My question really is to the teachers of those kids, both bully and bullied: no one noticed the dynamic was different in relation to that bully? No one saw how the other kids would react to being grouped with him for projects, or being told they had to partner with him for anything? No one saw how the other kids would avoid the bully, or would get nervous, or would not look him in the eye? No one saw that kid and thought, hmmmm, he seems to be more yabang than the others, we wonder if that means anything? No teacher, across all the subjects, discussed with the other teachers if they noticed anything in relation to the kid who turned out to be bully?
Halfway through a semester in a college classroom, you tend to already see the dynamic of the collective, you see the students who dominate the activities and discussions, as you see those who decide not to engage, as you see those who try with all their might to participate no matter how scared or insecure they might be. We’re talking seeing kids, twice, three times a week. I cannot imagine teaching in high school, where you see these kids day-in, day-out, and not be able to see the dynamic of power that exists among the students you gather in the classroom.
My sense of being teacher is so informed by the time I spent teaching freshman English and literature in this same institution, where I learned about cura personalis (personal care) which required that we had a sense of what else our students were doing outside of the classroom — from the other classes they were taking that semester, to extra curricular activities, to whether they are scholars or not, whether they are away from home or not, whether they are school athletes or not.
It took a while to learn to care this much — I come from UP where it’s sink or swim after all — but once I got the hang of it, I realized that it also helped teachers acknowledge when the work in our classes might be too much, and how we might adjust given other pressures students might face. It also forces us to see the class as a collective made up of individuals, it allows us to see when someone might be ostracized or disenfranchised, in the same way that we keep an eye out for the ones who might be taking on a superior position relative to the collective.
This is of course my roundabout way of pointing out that institutionally, there was something wrong in the way this was handled. And it’s not even just the lack of a real communications team that knew to handle this situation with better-written and thought-of public statements that would arrest the situation instead of making it worse for all those concerned. It’s also the refusal to acknowledge that the institution must take responsibility, and its members held accountable, for multiple cases of bullying. It means telling us all that there were safeguards, teachers, and administrators that failed in seeing this early enough and arresting the situation. It means holding the institution accountable, too.
Here’s where the public announcements and statements about what the institution is doing becomes tricky: now that you’ve fallen into the trap of updating the public about how you’re handling the situation, the questions do not stop with just deciding to dismiss the bully from your school. In fact, the questions continue, and these become more and more valid as we sit on this longer, think about it with more calm and quiet, and less of the online noise.
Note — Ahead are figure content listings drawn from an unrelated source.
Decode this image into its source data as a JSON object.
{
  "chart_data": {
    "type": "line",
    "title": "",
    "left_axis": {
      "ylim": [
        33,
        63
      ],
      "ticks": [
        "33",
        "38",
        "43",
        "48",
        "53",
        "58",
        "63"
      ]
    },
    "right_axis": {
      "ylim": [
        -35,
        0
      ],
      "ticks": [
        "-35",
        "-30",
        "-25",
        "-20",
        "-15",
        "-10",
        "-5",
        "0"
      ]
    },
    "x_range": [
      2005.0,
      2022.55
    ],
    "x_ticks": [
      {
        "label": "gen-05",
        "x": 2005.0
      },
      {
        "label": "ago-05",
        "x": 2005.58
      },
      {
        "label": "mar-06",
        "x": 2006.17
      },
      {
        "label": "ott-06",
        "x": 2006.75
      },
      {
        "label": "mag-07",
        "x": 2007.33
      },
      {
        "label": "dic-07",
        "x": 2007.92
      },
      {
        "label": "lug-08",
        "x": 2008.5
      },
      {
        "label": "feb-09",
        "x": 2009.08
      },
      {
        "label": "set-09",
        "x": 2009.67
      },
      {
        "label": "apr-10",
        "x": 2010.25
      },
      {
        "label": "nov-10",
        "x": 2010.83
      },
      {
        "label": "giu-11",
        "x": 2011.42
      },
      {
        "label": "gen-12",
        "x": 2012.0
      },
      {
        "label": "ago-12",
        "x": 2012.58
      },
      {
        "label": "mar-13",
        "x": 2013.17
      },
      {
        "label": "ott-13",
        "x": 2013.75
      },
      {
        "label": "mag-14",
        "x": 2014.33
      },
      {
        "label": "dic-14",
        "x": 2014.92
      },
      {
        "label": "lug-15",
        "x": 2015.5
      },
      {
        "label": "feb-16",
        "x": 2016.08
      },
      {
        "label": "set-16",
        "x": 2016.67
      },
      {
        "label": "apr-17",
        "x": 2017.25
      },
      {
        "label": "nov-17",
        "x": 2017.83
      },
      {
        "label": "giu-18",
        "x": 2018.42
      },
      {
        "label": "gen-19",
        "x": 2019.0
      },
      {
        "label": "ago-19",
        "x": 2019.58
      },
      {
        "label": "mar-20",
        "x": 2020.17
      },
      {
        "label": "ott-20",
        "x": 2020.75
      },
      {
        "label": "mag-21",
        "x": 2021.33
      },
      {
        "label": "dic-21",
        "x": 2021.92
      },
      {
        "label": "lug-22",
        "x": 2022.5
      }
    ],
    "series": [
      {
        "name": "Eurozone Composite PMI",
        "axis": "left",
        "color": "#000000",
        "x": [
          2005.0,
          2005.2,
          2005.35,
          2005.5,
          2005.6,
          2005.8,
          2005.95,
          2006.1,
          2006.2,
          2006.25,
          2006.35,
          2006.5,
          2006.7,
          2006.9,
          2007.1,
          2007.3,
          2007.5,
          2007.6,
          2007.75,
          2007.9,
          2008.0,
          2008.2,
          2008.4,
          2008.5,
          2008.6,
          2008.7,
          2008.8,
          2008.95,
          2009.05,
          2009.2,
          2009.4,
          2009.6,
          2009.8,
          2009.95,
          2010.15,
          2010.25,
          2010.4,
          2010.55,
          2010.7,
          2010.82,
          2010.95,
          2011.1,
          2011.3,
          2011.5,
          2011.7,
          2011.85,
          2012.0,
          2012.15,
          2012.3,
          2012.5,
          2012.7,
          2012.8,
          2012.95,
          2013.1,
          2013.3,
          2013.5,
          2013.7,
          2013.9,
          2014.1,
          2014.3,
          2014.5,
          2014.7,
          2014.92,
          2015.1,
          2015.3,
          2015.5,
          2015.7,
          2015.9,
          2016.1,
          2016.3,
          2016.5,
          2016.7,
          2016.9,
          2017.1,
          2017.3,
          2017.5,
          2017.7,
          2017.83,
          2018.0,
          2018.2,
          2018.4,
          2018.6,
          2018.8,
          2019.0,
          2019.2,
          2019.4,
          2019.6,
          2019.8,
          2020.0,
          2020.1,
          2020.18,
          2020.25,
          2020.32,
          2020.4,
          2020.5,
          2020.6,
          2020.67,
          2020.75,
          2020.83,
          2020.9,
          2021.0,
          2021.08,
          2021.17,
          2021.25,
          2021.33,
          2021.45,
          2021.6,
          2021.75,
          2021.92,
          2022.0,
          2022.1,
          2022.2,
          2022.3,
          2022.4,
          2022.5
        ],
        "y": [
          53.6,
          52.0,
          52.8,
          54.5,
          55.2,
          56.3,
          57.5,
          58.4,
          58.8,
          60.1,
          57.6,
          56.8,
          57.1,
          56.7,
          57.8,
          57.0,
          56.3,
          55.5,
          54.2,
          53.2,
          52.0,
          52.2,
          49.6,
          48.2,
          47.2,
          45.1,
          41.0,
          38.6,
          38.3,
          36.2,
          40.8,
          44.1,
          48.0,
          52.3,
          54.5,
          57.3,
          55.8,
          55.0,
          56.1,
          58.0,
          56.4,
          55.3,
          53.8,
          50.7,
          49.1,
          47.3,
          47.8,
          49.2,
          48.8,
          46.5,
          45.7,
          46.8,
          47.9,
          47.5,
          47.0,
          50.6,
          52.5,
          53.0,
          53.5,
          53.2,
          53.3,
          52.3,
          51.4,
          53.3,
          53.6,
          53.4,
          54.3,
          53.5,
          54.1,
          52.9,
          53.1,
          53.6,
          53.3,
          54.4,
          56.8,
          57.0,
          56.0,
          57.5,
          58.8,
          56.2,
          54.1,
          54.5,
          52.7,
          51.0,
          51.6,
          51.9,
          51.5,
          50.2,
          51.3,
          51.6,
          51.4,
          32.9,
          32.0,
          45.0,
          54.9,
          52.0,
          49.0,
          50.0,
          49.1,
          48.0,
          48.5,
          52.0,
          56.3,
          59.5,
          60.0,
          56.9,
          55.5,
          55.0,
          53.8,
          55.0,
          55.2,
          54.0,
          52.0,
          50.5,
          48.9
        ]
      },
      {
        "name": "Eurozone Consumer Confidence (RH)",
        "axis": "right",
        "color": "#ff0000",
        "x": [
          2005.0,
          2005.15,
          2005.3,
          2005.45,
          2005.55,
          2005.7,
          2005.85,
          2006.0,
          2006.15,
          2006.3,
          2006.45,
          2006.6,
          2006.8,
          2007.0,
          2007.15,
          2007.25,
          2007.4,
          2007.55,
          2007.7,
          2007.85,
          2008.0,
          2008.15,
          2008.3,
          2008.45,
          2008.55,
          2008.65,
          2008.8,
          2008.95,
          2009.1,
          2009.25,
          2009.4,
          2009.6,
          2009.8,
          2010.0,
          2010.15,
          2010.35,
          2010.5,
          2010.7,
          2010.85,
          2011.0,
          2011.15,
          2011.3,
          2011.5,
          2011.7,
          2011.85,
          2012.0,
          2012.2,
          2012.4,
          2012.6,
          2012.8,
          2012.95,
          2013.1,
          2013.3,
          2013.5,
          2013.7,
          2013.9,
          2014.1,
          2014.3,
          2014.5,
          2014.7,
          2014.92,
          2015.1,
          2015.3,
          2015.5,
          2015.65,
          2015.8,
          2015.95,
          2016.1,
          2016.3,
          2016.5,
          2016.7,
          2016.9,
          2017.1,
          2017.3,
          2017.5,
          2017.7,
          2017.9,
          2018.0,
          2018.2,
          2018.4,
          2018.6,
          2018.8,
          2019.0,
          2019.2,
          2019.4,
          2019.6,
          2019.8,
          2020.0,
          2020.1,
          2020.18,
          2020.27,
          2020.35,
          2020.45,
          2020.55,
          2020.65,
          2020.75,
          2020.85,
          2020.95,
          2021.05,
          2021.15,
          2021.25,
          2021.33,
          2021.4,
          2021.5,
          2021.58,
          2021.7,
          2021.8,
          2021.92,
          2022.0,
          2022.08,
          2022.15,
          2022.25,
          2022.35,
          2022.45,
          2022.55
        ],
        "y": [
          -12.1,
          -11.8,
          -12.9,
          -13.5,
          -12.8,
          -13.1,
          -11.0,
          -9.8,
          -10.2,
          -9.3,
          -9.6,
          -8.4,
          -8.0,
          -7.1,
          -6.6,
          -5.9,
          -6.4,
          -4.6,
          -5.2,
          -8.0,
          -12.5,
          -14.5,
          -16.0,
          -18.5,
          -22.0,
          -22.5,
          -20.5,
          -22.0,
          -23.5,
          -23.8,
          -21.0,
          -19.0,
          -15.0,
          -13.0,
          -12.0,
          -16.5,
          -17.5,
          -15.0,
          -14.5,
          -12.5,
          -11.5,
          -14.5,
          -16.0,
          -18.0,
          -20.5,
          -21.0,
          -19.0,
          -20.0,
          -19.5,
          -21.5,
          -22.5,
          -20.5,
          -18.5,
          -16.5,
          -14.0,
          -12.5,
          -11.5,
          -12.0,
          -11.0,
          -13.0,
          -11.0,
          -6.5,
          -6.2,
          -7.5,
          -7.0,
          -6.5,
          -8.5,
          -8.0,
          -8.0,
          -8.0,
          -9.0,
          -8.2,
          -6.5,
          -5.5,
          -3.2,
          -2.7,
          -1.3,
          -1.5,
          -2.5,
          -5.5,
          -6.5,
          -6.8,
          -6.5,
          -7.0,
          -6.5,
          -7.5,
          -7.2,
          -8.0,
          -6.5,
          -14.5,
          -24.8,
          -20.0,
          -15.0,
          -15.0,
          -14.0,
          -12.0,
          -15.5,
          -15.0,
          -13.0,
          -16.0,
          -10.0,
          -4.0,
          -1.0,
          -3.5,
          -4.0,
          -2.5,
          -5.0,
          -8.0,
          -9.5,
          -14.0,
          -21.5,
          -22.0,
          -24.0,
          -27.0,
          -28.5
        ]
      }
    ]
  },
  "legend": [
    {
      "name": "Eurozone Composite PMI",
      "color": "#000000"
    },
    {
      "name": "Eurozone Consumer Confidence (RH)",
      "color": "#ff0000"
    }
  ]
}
This is the thing with public statements that decide to engage the public outcry: it becomes as small-minded and as petty as the criticism is receives. Had the institution decided to already take this to the level of institutional responsibility and held the bigger fish — teachers, administrators, parents — accountable, then the discussion would also be brought to a level that did not spiral down to bullying the bully, or releasing false addresses, or daring the bully’s father to a fistfight. It could’ve, instead, been a conversation about the law and its implementation, school policy and best practices, privacy and videos, online mobs and kuyog.
Ah, but it’s too late, isn’t it? And so here we are with not much else but three statements from one school, a dismissal, an injured student, countless others — if not a whole batch — emotionally traumatized, and a Malacañang spokesperson taking the moral high ground and saying that the bullying incident should be investigated — this is the same man who speaks for and protects the President, who is the biggest bully of all.
What a way to end the year. And start a new one.